Quelles réglementations spécifiques pèsent sur un bâtiment industriel en 2026 ?
Quatre cadres réglementaires se superposent sur un bâtiment industriel neuf en 2026 : la RE2020 (performance énergétique et carbone, décret n°2025-617), la réglementation ICPE (sécurité environnementale), les normes de sécurité incendie (Code du travail et arrêtés sectoriels) et le PLU de la commune. Le non-respect d’un seul de ces cadres peut bloquer le permis de construire ou entraîner un arrêté de mise en demeure en cours d’exploitation.
RE2020 : impact spécifique sur les bâtiments industriels
Entrée en vigueur le 1er mai 2026 pour les bâtiments industriels neufs, la RE2020 impose cinq indicateurs de performance :
- Bbio (besoin bioclimatique) : performance de l’enveloppe. Les bâtiments industriels à faible ratio d’ouvertures (bardage opaque dominant) atteignent les seuils plus facilement que les bâtiments tertiaires vitrés.
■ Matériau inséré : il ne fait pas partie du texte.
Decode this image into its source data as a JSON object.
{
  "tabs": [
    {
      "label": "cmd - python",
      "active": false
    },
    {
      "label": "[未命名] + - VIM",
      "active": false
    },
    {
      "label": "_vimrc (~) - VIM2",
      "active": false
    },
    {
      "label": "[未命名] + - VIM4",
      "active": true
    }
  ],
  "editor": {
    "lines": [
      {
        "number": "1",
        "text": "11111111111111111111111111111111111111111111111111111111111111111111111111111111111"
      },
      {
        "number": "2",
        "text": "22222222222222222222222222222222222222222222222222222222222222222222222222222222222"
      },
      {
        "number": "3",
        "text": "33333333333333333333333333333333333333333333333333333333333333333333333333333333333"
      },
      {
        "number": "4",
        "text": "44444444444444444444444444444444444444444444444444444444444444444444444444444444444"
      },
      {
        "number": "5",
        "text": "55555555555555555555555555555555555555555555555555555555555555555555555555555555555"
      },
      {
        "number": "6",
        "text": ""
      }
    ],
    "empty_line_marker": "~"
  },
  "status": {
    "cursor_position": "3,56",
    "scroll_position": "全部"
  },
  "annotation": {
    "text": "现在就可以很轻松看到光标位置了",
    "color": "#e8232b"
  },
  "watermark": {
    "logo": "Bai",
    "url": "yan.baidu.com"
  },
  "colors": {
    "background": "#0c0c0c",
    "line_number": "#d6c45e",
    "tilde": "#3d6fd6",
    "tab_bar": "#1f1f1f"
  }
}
- Cep et Cep,nr (consommation d’énergie primaire) : les process énergivores (fours, chambres froides, CTA) sont exclus du calcul réglementaire. Seules les consommations liées au bâtiment (chauffage, éclairage, ventilation des parties non process) sont comptabilisées.
- Ic construction (impact carbone) : c’est l’indicateur le plus structurant pour les bâtiments industriels. Il impose une ACV (analyse du cycle de vie) des matériaux et pénalise les structures à forte empreinte carbone. Cet indicateur influence directement le choix entre acier, béton et bois (voir section précédente).
- DH (degrés-heures d’inconfort estival) : moins contraignant pour les bâtiments industriels dont les parties process sont exclues du calcul.
Point important : les bâtiments ou parties de bâtiments soumis à des contraintes spécifiques de température, d’hygrométrie ou de qualité d’air (chambres froides, salles blanches, zones ATEX) restent exclus du périmètre RE2020 selon la FFB. Seules les parties conventionnelles (bureaux associés, vestiaires, locaux sociaux) sont soumises aux seuils complets.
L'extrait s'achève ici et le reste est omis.